Casablanca – A recent OECD report has spotlighted Morocco’s growing appeal as a top destination for foreign direct investment (FDI) in the Middle East and North Africa (MENA) region. This steady growth, recorded over the last two decades, reflects Morocco’s efforts to improve its investment climate through progressive reforms and targeted development strategies.

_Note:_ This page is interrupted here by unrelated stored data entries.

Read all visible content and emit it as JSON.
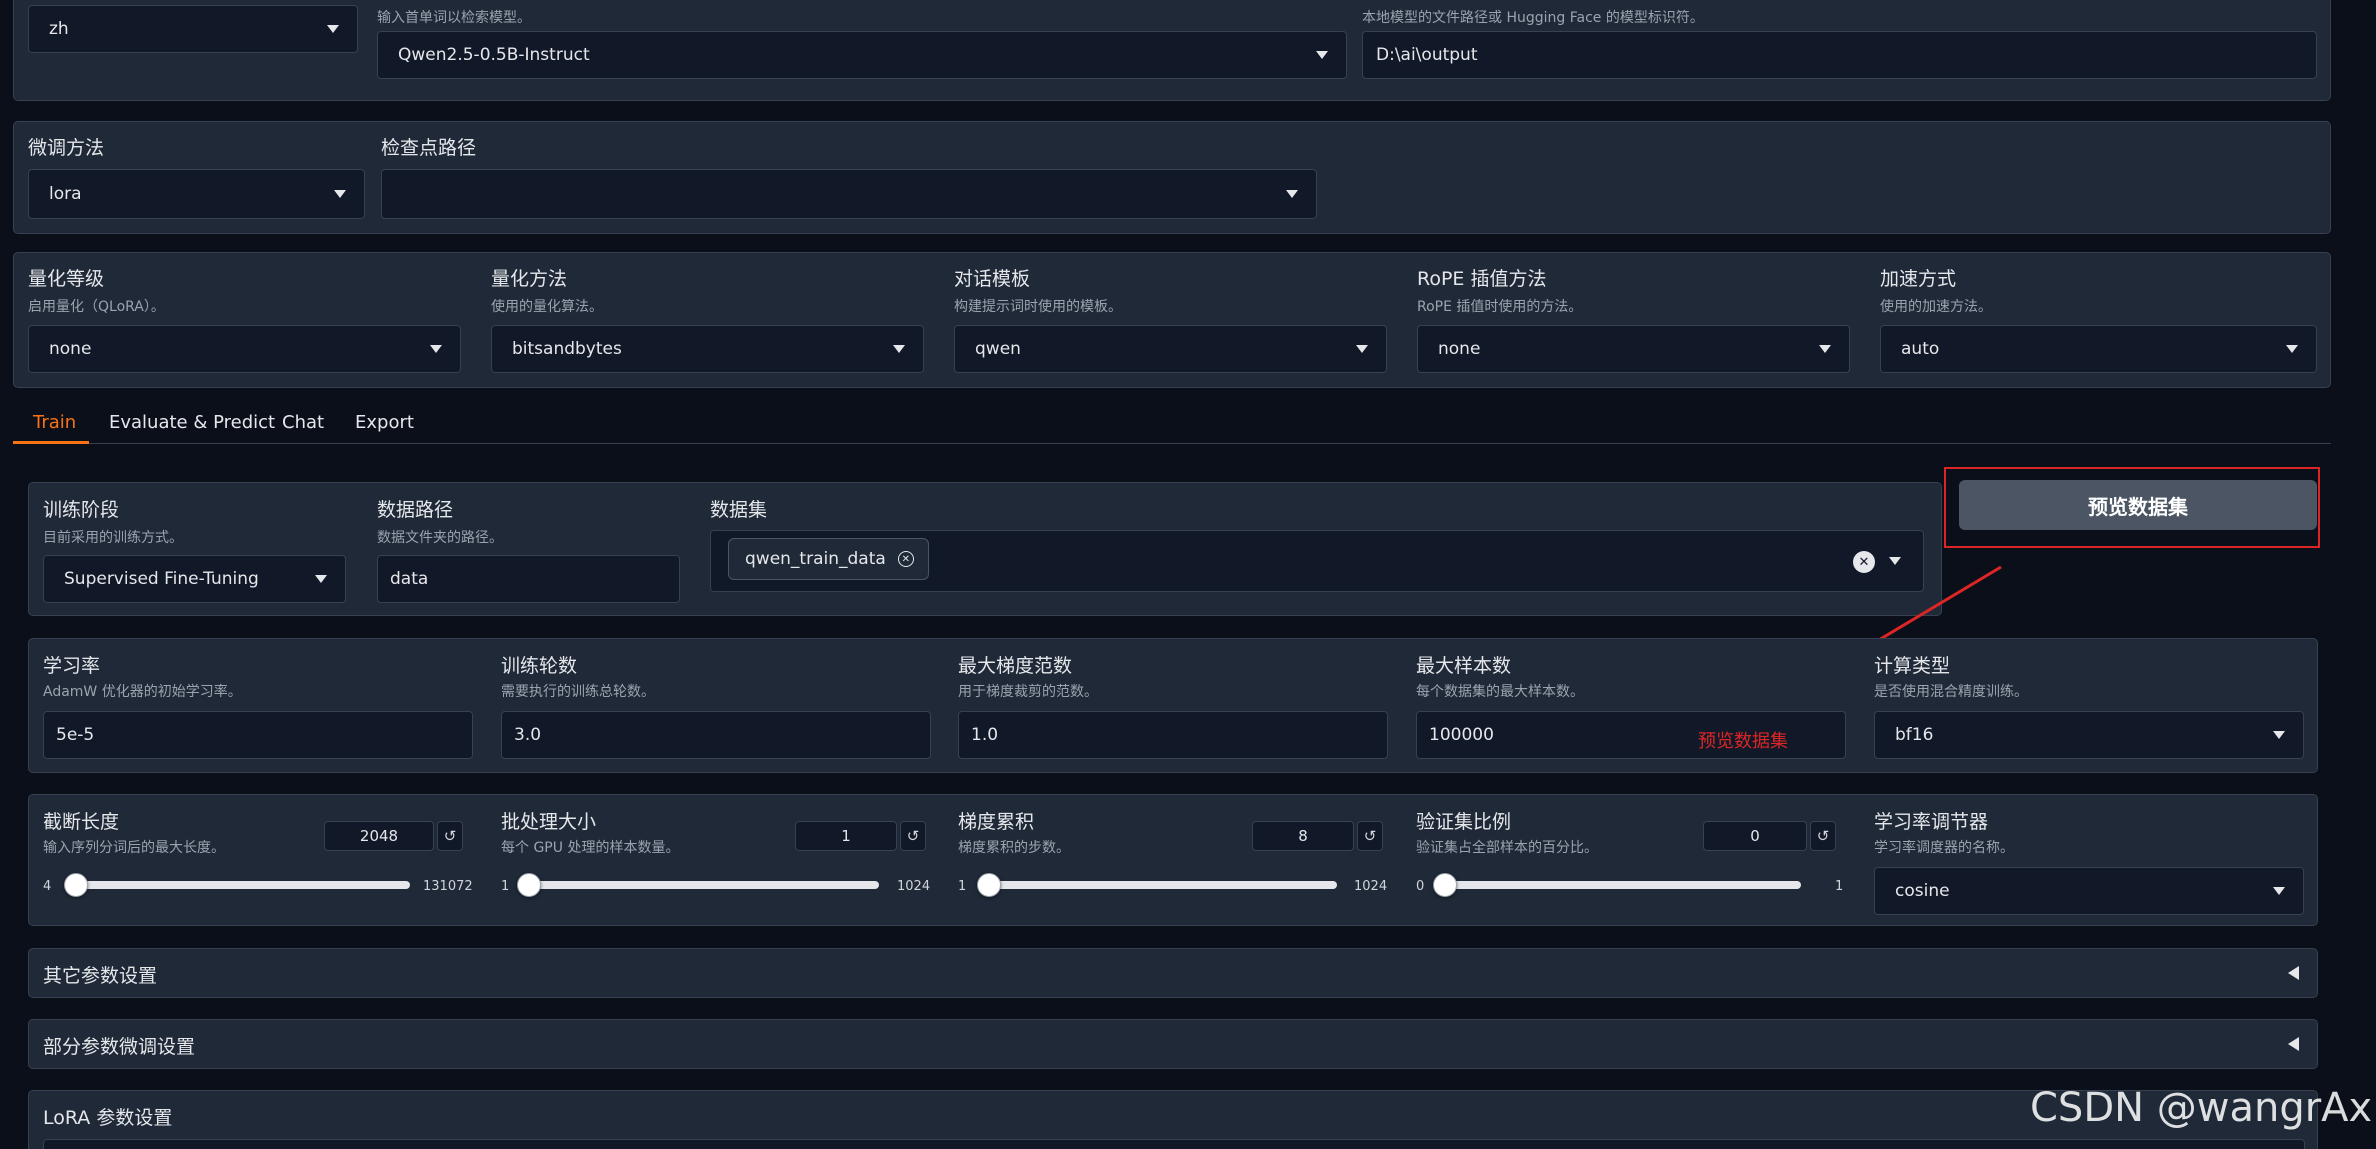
{
  "top": {
    "lang_value": "zh",
    "model_info": "输入首单词以检索模型。",
    "model_value": "Qwen2.5-0.5B-Instruct",
    "path_info": "本地模型的文件路径或 Hugging Face 的模型标识符。",
    "path_value": "D:\\ai\\output"
  },
  "finetune": {
    "method_label": "微调方法",
    "method_value": "lora",
    "checkpoint_label": "检查点路径",
    "checkpoint_value": ""
  },
  "quant": [
    {
      "label": "量化等级",
      "info": "启用量化（QLoRA）。",
      "value": "none"
    },
    {
      "label": "量化方法",
      "info": "使用的量化算法。",
      "value": "bitsandbytes"
    },
    {
      "label": "对话模板",
      "info": "构建提示词时使用的模板。",
      "value": "qwen"
    },
    {
      "label": "RoPE 插值方法",
      "info": "RoPE 插值时使用的方法。",
      "value": "none"
    },
    {
      "label": "加速方式",
      "info": "使用的加速方法。",
      "value": "auto"
    }
  ],
  "tabs": [
    "Train",
    "Evaluate & Predict",
    "Chat",
    "Export"
  ],
  "train": {
    "stage_label": "训练阶段",
    "stage_info": "目前采用的训练方式。",
    "stage_value": "Supervised Fine-Tuning",
    "datadir_label": "数据路径",
    "datadir_info": "数据文件夹的路径。",
    "datadir_value": "data",
    "dataset_label": "数据集",
    "dataset_chip": "qwen_train_data",
    "preview_button": "预览数据集",
    "annotation": "预览数据集"
  },
  "hparams": [
    {
      "label": "学习率",
      "info": "AdamW 优化器的初始学习率。",
      "value": "5e-5"
    },
    {
      "label": "训练轮数",
      "info": "需要执行的训练总轮数。",
      "value": "3.0"
    },
    {
      "label": "最大梯度范数",
      "info": "用于梯度裁剪的范数。",
      "value": "1.0"
    },
    {
      "label": "最大样本数",
      "info": "每个数据集的最大样本数。",
      "value": "100000"
    },
    {
      "label": "计算类型",
      "info": "是否使用混合精度训练。",
      "value": "bf16"
    }
  ],
  "sliders": [
    {
      "label": "截断长度",
      "info": "输入序列分词后的最大长度。",
      "value": "2048",
      "min": "4",
      "max": "131072",
      "fraction": 0.0156
    },
    {
      "label": "批处理大小",
      "info": "每个 GPU 处理的样本数量。",
      "value": "1",
      "min": "1",
      "max": "1024",
      "fraction": 0.0
    },
    {
      "label": "梯度累积",
      "info": "梯度累积的步数。",
      "value": "8",
      "min": "1",
      "max": "1024",
      "fraction": 0.0068
    },
    {
      "label": "验证集比例",
      "info": "验证集占全部样本的百分比。",
      "value": "0",
      "min": "0",
      "max": "1",
      "fraction": 0.0
    }
  ],
  "scheduler": {
    "label": "学习率调节器",
    "info": "学习率调度器的名称。",
    "value": "cosine"
  },
  "accordions": [
    "其它参数设置",
    "部分参数微调设置",
    "LoRA 参数设置"
  ],
  "watermark": "CSDN @wangrAx",
  "colors": {
    "accent": "#f97316",
    "highlight": "#dc2626",
    "background": "#0b0f19",
    "panel": "#1f2937"
  }
}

According to the report, FDI flows into Morocco have climbed steadily, even amid global economic turbulence. While the 2008 financial crisis and the 2020 pandemic caused some fluctuations, the overall trend remained positive. FDI peaked at $3.6 billion in 2018, then dipped to $1.4 billion in 2020, only to rebound to $2.3 billion by 2022.
Morocco’s ability to attract FDI has fueled the development of its private sector, fostering productivity, innovation, and job creation. Investment has been especially strong in high-productivity sectors like automotive and renewable energy, with foreign companies seen as more likely than domestic firms to provide stable employment. These investments have sparked improvements in technology transfer and job stability, essential for a competitive workforce and long-term economic growth.
The OECD report, titled “Investment Policy Review,” identifies several major reforms that have enhanced Morocco’s investment environment. The 2022 Investment Charter, a centerpiece of this effort, provides a clear regulatory framework designed to attract more investors and boost private sector growth. The charter also aims to decentralize FDI beyond major economic hubs, enabling regions across the country to benefit from foreign investment and create job opportunities. The Moroccan government hopes to attract about $53.5 billion in private investment and generate 200,000 new jobs by 2026.
However, the report acknowledges that the concentration of FDI in Morocco’s primary economic centers remains a challenge. Despite efforts by the government and regional authorities to distribute investments more evenly, many projects are still focused in major urban areas.
To support its goals, Morocco has restructured its investment management bodies, including establishing the Ministry of Investment, Convergence, and Evaluation of Public Policies (MICEPP) and creating regional investment centers. These measures, part of a broader roadmap for improving the business environment between 2023 and 2026, are intended to streamline investment procedures and ensure alignment with national strategies for sustainable and inclusive development.
The OECD report highlights Europe’s strong investment presence in Morocco, with European companies accounting for 55% of Morocco’s total FDI in 2022. France leads the way, especially in industries like automotive and rail, followed closely by the UAE and Spain. Countries such as Switzerland, Belgium, and the United Kingdom are also expanding their presence in Morocco’s investment landscape, joined by investors from Asia.
The report also underscores the critical role of Morocco’s legal framework in maintaining an attractive investment climate. The country’s specialized commercial courts offer alternative dispute resolution options, including arbitration and mediation, which enhance transparency and reliability for investors.
With these continued reforms, Morocco is positioning itself not only as a regional investment hub but also as a nation committed to responsible business practices and inclusive growth. The OECD report signals that as long as Morocco continues along this path, it has the potential to achieve its ambitious economic and social development goals by 2026 and beyond.